C code from Lemire et al (2019)

uint32_t d = ...;// your divisor > 0

uint64_t c = UINT64_C(0xFFFFFFFFFFFFFFFF) / d + 1;

// fastmod computes (n mod d) given precomputed c
uint32_t fastmod(uint32_t n ) {
  uint64_t lowbits = c * n;
  return ((__uint128_t)lowbits * d) >> 64; 
}

Julia code

struct Mod
    modulo::UInt32
    modulo_inv::UInt64
    function Mod(d::UInt32)
        cmod::UInt64 = div(typemax(UInt64), d) + 1
        return new(d,cmod)
    end
    function Mod(d::Int)
        ud = convert(UInt32, d)
        return Mod(ud)
    end
end

@inline function fastmod(n::UInt32,T::Mod)::UInt32
    lowbits::UInt64 = T.modulo_inv * n
    return (convert(UInt128,lowbits) * T.modulo) >> 64
end

I have refactored it to use a struct to store the precomputation (d and c in the C code).

Are there are any optimizations I can add to the Julia version? Is convert the best translation for the typecasting in the C code? I haven’t done much micro-optimization so I am not sure how to optimize the code_native output or anything.

The repository for my package is here, but it’s basically the above plus tests at this point.
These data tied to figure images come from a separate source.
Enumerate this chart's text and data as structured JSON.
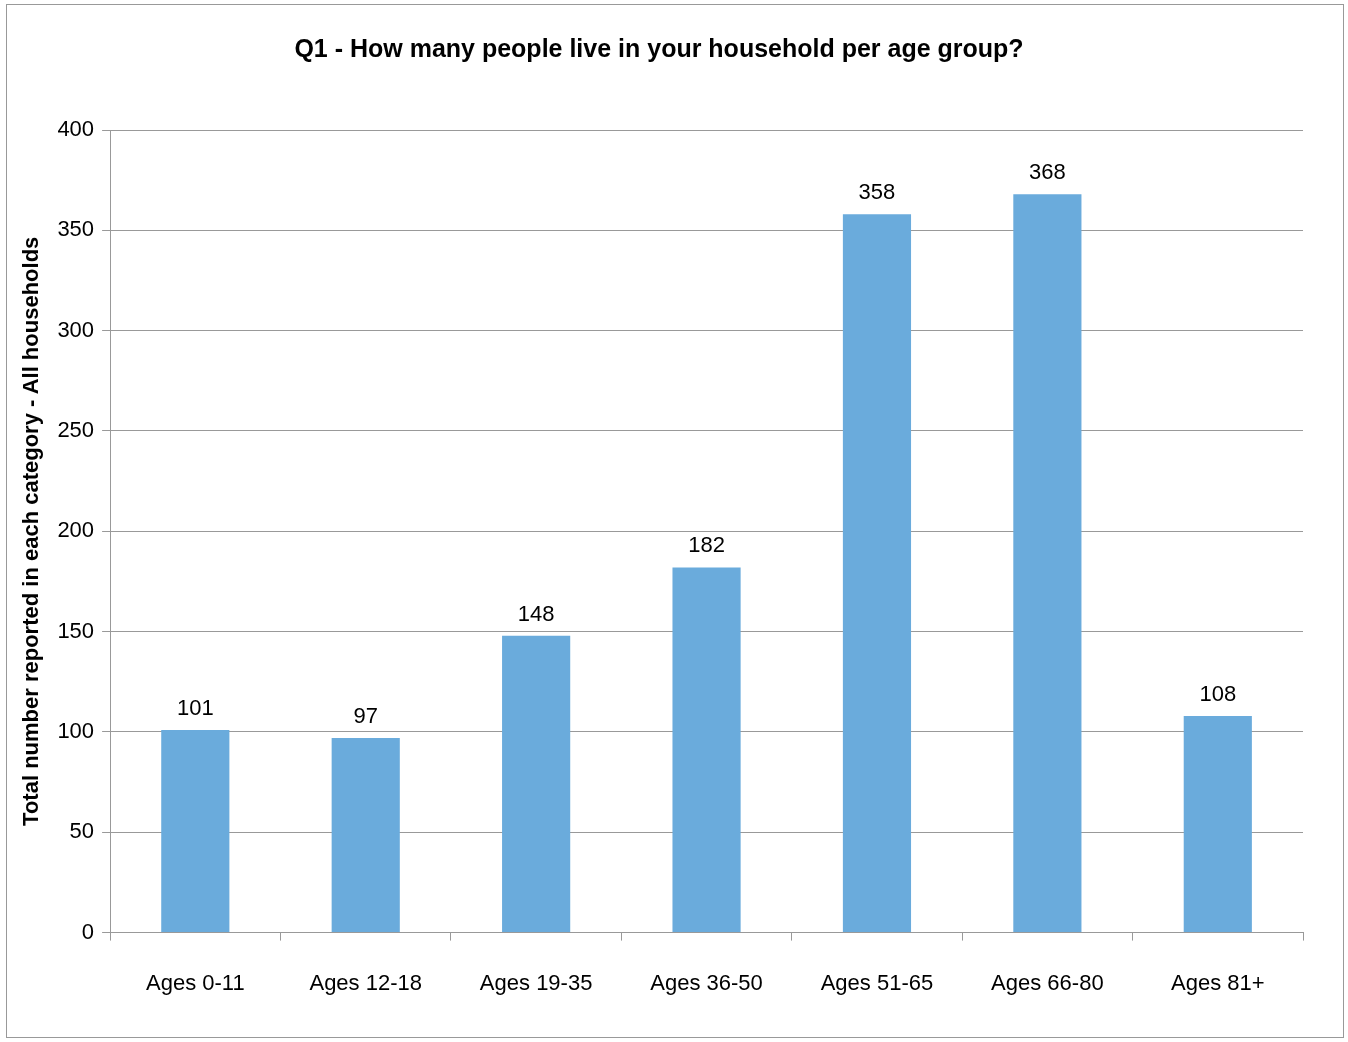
{
  "chart_data": {
    "type": "bar",
    "title": "Q1 - How many people live in your household per age group?",
    "ylabel": "Total number reported in each category - All households",
    "categories": [
      "Ages 0-11",
      "Ages 12-18",
      "Ages 19-35",
      "Ages 36-50",
      "Ages 51-65",
      "Ages 66-80",
      "Ages 81+"
    ],
    "values": [
      101,
      97,
      148,
      182,
      358,
      368,
      108
    ],
    "color": "#6aabdc",
    "ylim": [
      0,
      400
    ],
    "yticks": [
      0,
      50,
      100,
      150,
      200,
      250,
      300,
      350,
      400
    ],
    "grid": "y",
    "data_labels": true
  }
}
It’s usually faster than Julia’s mod ( for positive 32 bit moduli), if you’re going to use a given modulus at least twice, but of course that depends.
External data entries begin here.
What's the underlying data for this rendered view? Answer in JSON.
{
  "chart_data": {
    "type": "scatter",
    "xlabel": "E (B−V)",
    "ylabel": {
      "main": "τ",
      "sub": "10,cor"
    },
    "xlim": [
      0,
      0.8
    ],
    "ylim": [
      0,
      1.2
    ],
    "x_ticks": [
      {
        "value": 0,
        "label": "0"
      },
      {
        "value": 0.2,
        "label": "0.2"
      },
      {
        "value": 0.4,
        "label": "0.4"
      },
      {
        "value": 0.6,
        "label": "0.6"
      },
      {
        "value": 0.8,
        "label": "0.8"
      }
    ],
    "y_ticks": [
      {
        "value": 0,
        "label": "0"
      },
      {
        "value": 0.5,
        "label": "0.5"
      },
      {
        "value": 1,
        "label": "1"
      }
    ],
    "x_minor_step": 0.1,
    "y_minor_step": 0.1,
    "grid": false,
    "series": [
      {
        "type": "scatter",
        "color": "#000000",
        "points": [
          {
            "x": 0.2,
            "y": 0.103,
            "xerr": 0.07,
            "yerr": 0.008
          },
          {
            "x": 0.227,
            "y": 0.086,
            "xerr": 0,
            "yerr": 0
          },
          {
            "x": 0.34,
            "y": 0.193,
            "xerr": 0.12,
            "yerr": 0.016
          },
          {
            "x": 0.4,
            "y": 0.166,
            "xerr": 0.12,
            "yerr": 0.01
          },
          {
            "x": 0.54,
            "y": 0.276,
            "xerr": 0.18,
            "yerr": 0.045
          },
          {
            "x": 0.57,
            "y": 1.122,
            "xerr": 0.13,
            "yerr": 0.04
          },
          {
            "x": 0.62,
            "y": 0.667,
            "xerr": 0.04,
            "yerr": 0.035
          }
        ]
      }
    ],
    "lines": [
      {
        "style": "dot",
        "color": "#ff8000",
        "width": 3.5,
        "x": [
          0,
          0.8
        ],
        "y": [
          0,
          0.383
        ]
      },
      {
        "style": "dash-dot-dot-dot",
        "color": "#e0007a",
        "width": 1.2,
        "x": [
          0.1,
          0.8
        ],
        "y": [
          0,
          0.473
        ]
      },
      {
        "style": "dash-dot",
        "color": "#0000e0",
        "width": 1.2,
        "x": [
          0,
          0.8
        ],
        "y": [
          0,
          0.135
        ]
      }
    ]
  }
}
Benchmarking code and results

function bench_mod(a,b,c)
    for m in b
        for i in eachindex(a)
            c[i] = mod(a[i],m)
        end
    end
end
function bench_fastmod(a,b,c)
    for m in b
        modm = Mod(m)
        for i in eachindex(a)
            c[i] = fastmod(a[i],modm)
        end
    end
end

function bench()
    a = convert(Vector{UInt32},sample(1:typemax(UInt32),100_000))
    b = convert(Vector{UInt32},sample(1:typemax(UInt32),100))
    c1 = similar(a)
    c2 = similar(a)
     
    bench_fastmod = @benchmark bench_fastmod($a,$b,$c2)
    bench_mod = @benchmark bench_mod($a,$b,$c1)
    display(bench_fastmod)
    display(bench_mod)
end

For these sizes of a and b, on my Ryzen CPU, it is about twice as quick.

BenchmarkTools.Trial: 
  memory estimate:  0 bytes
  allocs estimate:  0
  --------------
  minimum time:     4.892 ms (0.00% GC)
  median time:      4.952 ms (0.00% GC)
  mean time:        4.953 ms (0.00% GC)
  maximum time:     5.046 ms (0.00% GC)
  --------------
  samples:          1010
  evals/sample:     1
BenchmarkTools.Trial: 
  memory estimate:  0 bytes
  allocs estimate:  0
  --------------
  minimum time:     12.851 ms (0.00% GC)
  median time:      12.982 ms (0.00% GC)
  mean time:        12.973 ms (0.00% GC)
  maximum time:     13.201 ms (0.00% GC)
  --------------
  samples:          386
  evals/sample:     1

thanks!

(a) change convert(UInt128, lowbits) to (lowbits % UInt128) for quicker, safe widening conversion.

(b) your function fastmod has a declared return type of UInt32, however the return statement , without coercion, generates a UInt128 value. Best to be explicit. If you want to truncate, consider
return ((lowbits % UInt128) * T.modulo) >> 64)) % UInt32

1 Like

Yes the truncation is intentional, you are right I should make it explicit.

Thanks for the suggestion. Using % to change types appears to be slightly slower on my machine.

EDIT: Actually, this implementation seems to generate the same assembly that the paper shows (for Clang), so I think this is probably the ceiling. Julia is neat!